Sofia pegou o xampu e colocou um pouco na palma da mão. A coloração avermelhada do xampu chamou sua atenção, mas ela não deu importância e o espalhou pelo cabelo. Acidentalmente entrou um pouco em seus olhos e a garota começou a jogar água neles e a esfregá-los. Ela olhou para o chão, mas não enxergava seus pés, pois seus olhos formavam uma imagem muito embaçada. Aos poucos sua visão foi ficando mais nítida e ela percebeu algo estranho na água. Não era o xampu da amiga que era vermelho, e nem tão pouco era em água que ela tomava banho. A universitária estava coberta de sangue, pois era isso que saia pelo chuveiro. Ela se desesperou. Pegou sua toalha, enrolou em volta do corpo e saiu correndo e gritando pelo corredor do alojamento feminino. Logo várias portas se abriram e o pânico tomou conta do lugar à medida que as garotas descobriam o que estava acontecendo.

Dias atuais

Era uma manhã chuvosa quando Anna chegou ao Art’s Café em Nova Iorque para mais um dia de trabalho. Há aproximadamente 1 ano ela havia começado a trabalhar ali e ela e Jared, filho de Arthur, dono do café, se tornaram bons amigos rapidamente. O emprego evitou que ela precisasse deixar o país contra a sua vontade por falta de dinheiro.
Jared e Arthur já haviam chegado e conversavam perto do balcão. Os dois eram bem parecidos, altos, fortes, mas com poucos músculos aparentes, entretanto era evidente a diferença de idade entre os eles pelos cabelos brancos que cresciam entre as mechas castanhas de Arthur. Seus olhos verdes, no entanto eram idênticos. Anna foi para a cozinha e depois de guardar sua bolsa, prendeu os longos cabelos castanhos e colocou o avental para começar a arrumar as louças.
Enquanto tirava as xícaras e pires do armário, ela não podia deixar de ouvir pai e filho conversando. Eles pareciam bem preocupados. Anna tentou se concentrar no que estava fazendo para não ouvir a conversa, mas não precisou fazer isso por muito tempo. Eles logo terminaram e Arthur foi embora após se despedir.
- Desculpa me intrometer, mas está tudo bem Jay? - ela se aproximou dele ao lado do caixa. Apesar de alta, Anna precisaria de mais uns 15 centímetros para ficar do tamanho dele.
- Você não intromete. Já é da família - ele deu um sorriso.
Ela sorriu em resposta.
- É meu irmão mais novo, Daniel. Está querendo largar a faculdade.

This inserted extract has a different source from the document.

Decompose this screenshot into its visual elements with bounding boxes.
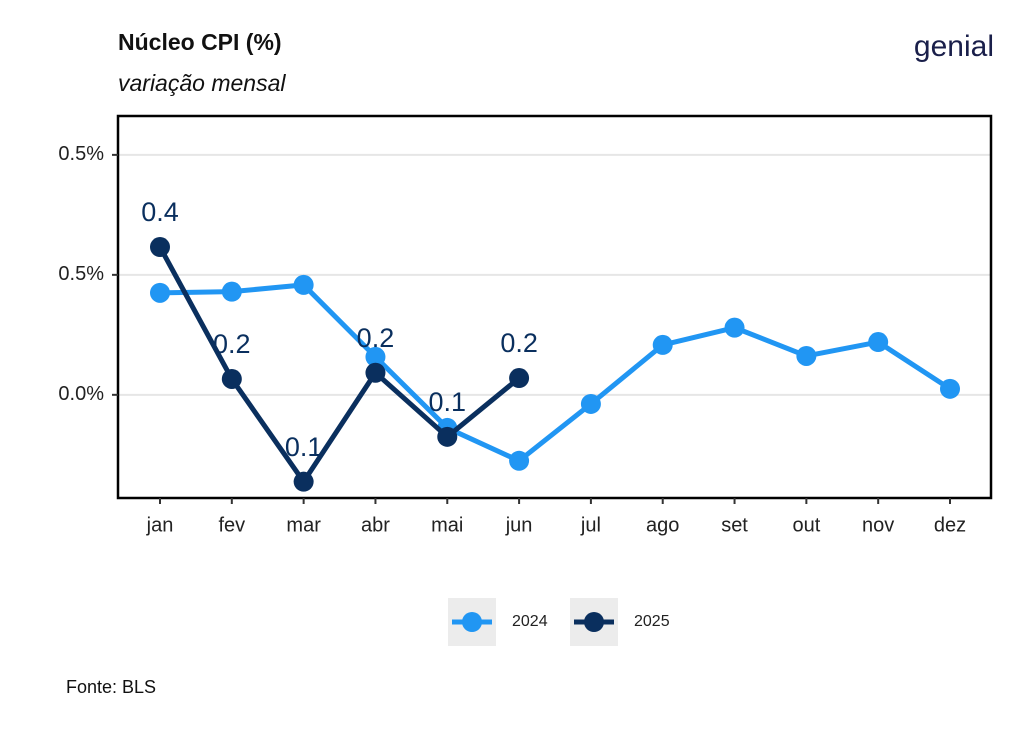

O sino que havia em cima da porta badalou. O primeiro cliente do dia havia chegado e Anna foi até ele ver o que queria. O homem, provavelmente um executivo, queria apenas um expresso e um lugar para conferir as notícias da manhã em seu tablet. Depois de servi-lo, Anna voltou a conversar com Jared.
- Porque seu irmão quer abandonar os estudos? Não está se dando bem com o curso que está fazendo?
- Não. Nem é isso. Ele gosta. Mas é que tem umas coisas estranhas acontecendo lá na universidade.
- Que tipo de coisas?
Jared coçou a cabeça - do tipo que a gente não acreditaria se já não tivesse tido nossas próprias experiências sobrenaturais.